Tomes devenue aujourd’hui la station balnéaire de Constantza. Le lieu de villégiature des apparatchiks. J’ai été à Constantza et je n’ai pas vu la mer décolorée. Je n’ai pas rêvé sur la piata Ovidio, la grande place de la ville aujourd’hui, de son office de tourisme. J’en ai à peine lu le nom, ignorant alors qu’on pouvait être condamné à mourir au bout du monde pour s’être immobilisé un instant de trop au seuil d’une porte entrouverte.

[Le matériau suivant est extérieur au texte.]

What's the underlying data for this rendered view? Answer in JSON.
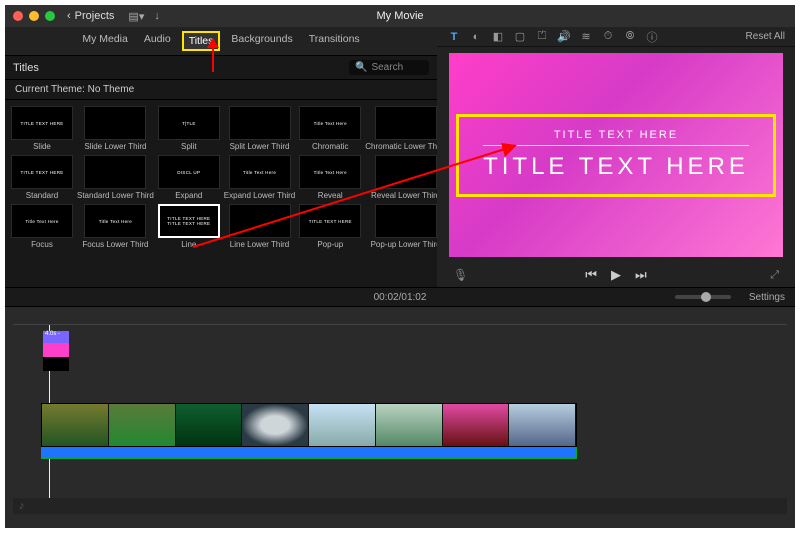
{
  "window": {
    "projects_label": "Projects",
    "title": "My Movie"
  },
  "media_tabs": {
    "my_media": "My Media",
    "audio": "Audio",
    "titles": "Titles",
    "backgrounds": "Backgrounds",
    "transitions": "Transitions"
  },
  "browser": {
    "heading": "Titles",
    "search_placeholder": "Search",
    "theme_label": "Current Theme: No Theme"
  },
  "thumbs": [
    {
      "preview": "TITLE TEXT HERE",
      "caption": "Slide"
    },
    {
      "preview": "",
      "caption": "Slide Lower Third"
    },
    {
      "preview": "T|TLE",
      "caption": "Split"
    },
    {
      "preview": "",
      "caption": "Split Lower Third"
    },
    {
      "preview": "Title Text Here",
      "caption": "Chromatic"
    },
    {
      "preview": "",
      "caption": "Chromatic Lower Third"
    },
    {
      "preview": "TITLE TEXT HERE",
      "caption": "Standard"
    },
    {
      "preview": "",
      "caption": "Standard Lower Third"
    },
    {
      "preview": "DISCL UP",
      "caption": "Expand"
    },
    {
      "preview": "Title Text Here",
      "caption": "Expand Lower Third"
    },
    {
      "preview": "Title Text Here",
      "caption": "Reveal"
    },
    {
      "preview": "",
      "caption": "Reveal Lower Third"
    },
    {
      "preview": "Title Text Here",
      "caption": "Focus"
    },
    {
      "preview": "Title Text Here",
      "caption": "Focus Lower Third"
    },
    {
      "preview": "TITLE TEXT HERE\nTITLE TEXT HERE",
      "caption": "Line",
      "selected": true
    },
    {
      "preview": "",
      "caption": "Line Lower Third"
    },
    {
      "preview": "TITLE TEXT HERE",
      "caption": "Pop-up"
    },
    {
      "preview": "",
      "caption": "Pop-up Lower Third"
    }
  ],
  "viewer": {
    "reset": "Reset All",
    "title_sub": "TITLE TEXT HERE",
    "title_main": "TITLE TEXT HERE"
  },
  "timecode": {
    "current": "00:02",
    "sep": " / ",
    "total": "01:02",
    "settings": "Settings"
  },
  "timeline": {
    "title_clip_label": "4.0s -"
  }
}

Publius Ovidius Naso, Ovide en terre italienne, s’appellera simplement Nason au rivage barbare, trop éloigné de lui-même pour conserver son nom romain. Pendant sept ans, il envoie des lettres sur sa terre d’origine, elles constitueront les cinq livres des Tristes (pour dire latin Tristia ou Tristium libri), les quatre des Pontiques (Epistulae ex Ponto). Dès le début, il conseille à ses correspondants de les lire en eux-mêmes, taciti secum, sans que personne ne puisse les entendre.
à quatre siècles de distance, Augustin s’étonnant de la lecture de saint Ambroise, de son regard sur les pages, note que ni sa langue, ni ses lèvres ne bougeaient. Ses raisons, la peur des questions d’un auditeur ou le désir de ménager sa voix, ne pouvaient être que bonnes chez un homme comme lui. Hasard des palimpsestes. Le plus ancien manuscrit des Pontiques, tronqué, réduit à vingt-cinq vers, est recouvert au VIIème siècle par un fragment des Confessions (celui de l’œil de silence de saint Ambroise ?), dans la rencontre des phrases qui réaffleurent, mains mêlées à travers les couches de cire.
Lisez-moi, lèvres muettes, répète Nason à ses amis. Soyez prudents. En utilisant des mots sonores, vous risqueriez d’être accusés de complicité, mais surtout de raviver la fureur d’Auguste et ma blessure. Or, ajoute-t-il, une partie de ce qui m’est arrivé, je n’ai pas le droit de la désigner plus clairement, doit disparaître avec moi. Puisse mon tombeau l’ensevelir.
Deux fautes ont provoqué sa perte et son exil, carmen et error. Il ne cesse de revendiquer la première, grave, pardonnable pourtant. Celle d’un livre, unique dans son genre, un Ars Amatoria. Un traité technique pour apprendre non les jeux d’osselets, de dés ou du cerceau, mais ceux de l’amour. Un art de manier au mieux son corps. Un manuel des positions les plus propices au plaisir, des recettes pour le faire naître et durer.
Le reste de l’origine de la catastrophe tient en un mot, erreur plus que faute, faite de hasard, d’inconscience. Sa teneur n’est révélée ni démentie par son auteur.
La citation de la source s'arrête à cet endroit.